We all know how greatly the agile Methodology has impacted the software development industry. The agile methodology has been able to deliver results far better than the traditional methodologies such as the waterfall model. This is the reason why many companies and professional all around the world are adopting it. It seems quite an easy decision to implement the agile process but what can become really tricky is how to implement it in the best possible way.
If you put in too much processes then it may give birth to bureaucracy while the opposite can really limit the productivity. Most of the Agile Process professionals would unanimously agree that the key to an organization’s successful Agile implementation is the correct mix of tools, processes and people. So what can really ease out this whole task of agile process implementation?
The answer to the above question is tools adoption. Well if you see how the Agile process gets implemented in any organization then first they have a vision or a goal like how will Agile help the organization.
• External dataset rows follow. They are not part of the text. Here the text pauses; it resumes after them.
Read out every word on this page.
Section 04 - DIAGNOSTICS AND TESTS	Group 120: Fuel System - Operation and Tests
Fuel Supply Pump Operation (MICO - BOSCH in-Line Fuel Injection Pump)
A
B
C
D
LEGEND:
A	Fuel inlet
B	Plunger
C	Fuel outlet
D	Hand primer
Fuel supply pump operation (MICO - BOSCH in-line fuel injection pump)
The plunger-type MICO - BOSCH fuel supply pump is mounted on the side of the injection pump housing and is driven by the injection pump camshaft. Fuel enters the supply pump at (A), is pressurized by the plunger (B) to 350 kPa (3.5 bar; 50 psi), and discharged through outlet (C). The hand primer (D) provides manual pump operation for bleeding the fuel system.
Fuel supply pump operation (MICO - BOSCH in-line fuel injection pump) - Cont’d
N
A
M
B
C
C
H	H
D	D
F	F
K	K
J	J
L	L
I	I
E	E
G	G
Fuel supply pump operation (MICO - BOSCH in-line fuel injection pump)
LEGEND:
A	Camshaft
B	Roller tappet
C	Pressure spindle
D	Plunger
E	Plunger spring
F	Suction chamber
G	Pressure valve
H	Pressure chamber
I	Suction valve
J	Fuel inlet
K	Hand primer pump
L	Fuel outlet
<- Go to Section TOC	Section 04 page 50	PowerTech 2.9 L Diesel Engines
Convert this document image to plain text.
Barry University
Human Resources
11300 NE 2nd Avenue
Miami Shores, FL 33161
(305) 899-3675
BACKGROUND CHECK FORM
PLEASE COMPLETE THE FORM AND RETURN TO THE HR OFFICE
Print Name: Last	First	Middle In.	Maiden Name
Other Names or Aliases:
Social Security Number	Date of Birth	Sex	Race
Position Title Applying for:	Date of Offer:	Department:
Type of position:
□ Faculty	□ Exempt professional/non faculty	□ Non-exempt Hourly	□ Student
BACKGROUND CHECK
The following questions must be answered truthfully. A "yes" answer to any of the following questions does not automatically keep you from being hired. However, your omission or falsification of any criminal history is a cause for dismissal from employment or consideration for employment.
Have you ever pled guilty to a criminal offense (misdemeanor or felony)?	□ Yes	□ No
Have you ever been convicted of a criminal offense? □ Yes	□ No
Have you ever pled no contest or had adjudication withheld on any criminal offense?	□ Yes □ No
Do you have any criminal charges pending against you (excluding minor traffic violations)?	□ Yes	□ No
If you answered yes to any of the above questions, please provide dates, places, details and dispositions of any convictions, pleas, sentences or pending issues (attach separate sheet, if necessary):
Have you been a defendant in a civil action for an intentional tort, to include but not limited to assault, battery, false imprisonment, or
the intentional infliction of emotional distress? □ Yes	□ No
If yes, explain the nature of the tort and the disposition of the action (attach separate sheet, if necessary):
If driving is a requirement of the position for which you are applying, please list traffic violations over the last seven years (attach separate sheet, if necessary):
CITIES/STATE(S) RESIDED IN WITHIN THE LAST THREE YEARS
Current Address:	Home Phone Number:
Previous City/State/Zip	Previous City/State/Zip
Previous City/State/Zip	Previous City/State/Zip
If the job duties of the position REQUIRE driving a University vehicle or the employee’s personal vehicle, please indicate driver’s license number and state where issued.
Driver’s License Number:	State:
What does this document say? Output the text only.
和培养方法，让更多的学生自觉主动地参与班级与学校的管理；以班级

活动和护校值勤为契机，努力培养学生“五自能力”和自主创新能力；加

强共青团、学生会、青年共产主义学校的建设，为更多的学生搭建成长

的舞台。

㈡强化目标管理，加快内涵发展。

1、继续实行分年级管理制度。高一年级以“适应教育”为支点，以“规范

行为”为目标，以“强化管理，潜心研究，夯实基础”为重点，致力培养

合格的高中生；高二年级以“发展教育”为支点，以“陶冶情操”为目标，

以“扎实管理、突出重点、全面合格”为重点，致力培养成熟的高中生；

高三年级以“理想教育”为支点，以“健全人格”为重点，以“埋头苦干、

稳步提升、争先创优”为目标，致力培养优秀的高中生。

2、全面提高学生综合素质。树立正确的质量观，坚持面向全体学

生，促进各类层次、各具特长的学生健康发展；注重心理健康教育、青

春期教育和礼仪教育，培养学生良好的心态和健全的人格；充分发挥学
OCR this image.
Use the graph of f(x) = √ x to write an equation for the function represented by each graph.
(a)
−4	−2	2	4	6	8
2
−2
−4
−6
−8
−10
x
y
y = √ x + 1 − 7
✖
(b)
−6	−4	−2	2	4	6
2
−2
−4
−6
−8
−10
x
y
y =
After this they address 5 questions which are –
What will be the architecture of the Agile Process?
What roles and responsibilities would be taken by which participants?
What resources would be needed for the successful implementation?
What processes will be adopted for the Agile solutions?
And then finally….. What tools would be used and how would they be implemented?
Now coming up with a consensus on these could be a really time consuming and tricky process. So what can be done is that one should come up directly to the last question and decide on which tools should be adopted and how they can be best implemented.
Some might think the other way but this can well save a lot of time in the whole Agile process implementation work. When you have a vision and then you can know which tools you would need to adopt to fulfil that vision. So why not come directly to it.
Now let’s take an example of defining your architecture just after your vision. If you do so in the start then after finalizing the tools you would have to later tweak and alter your architecture to match with the tools. So it makes no sense. But when tools are finalized then rest all can be planned so as to make the best combination of tools, people and processes. Which is the key to successful Agile transformation.
So what going this way can do is that it will simplify the whole adoption process, would save on time, would eliminate the later tweaking and altering of previous decisions and would also make sure that the organization gets the Agile methodology adopted in the best possible way. It actually helps in answering a lot of difficult questions which go unanswered during the traditional way of implementing the Agile process. The tool adoption would answer questions like how were things done in the past, how we want to do things now and how would the things be done in the future.
So going this way is lot more practical and is a more involved approach of agile process implementation.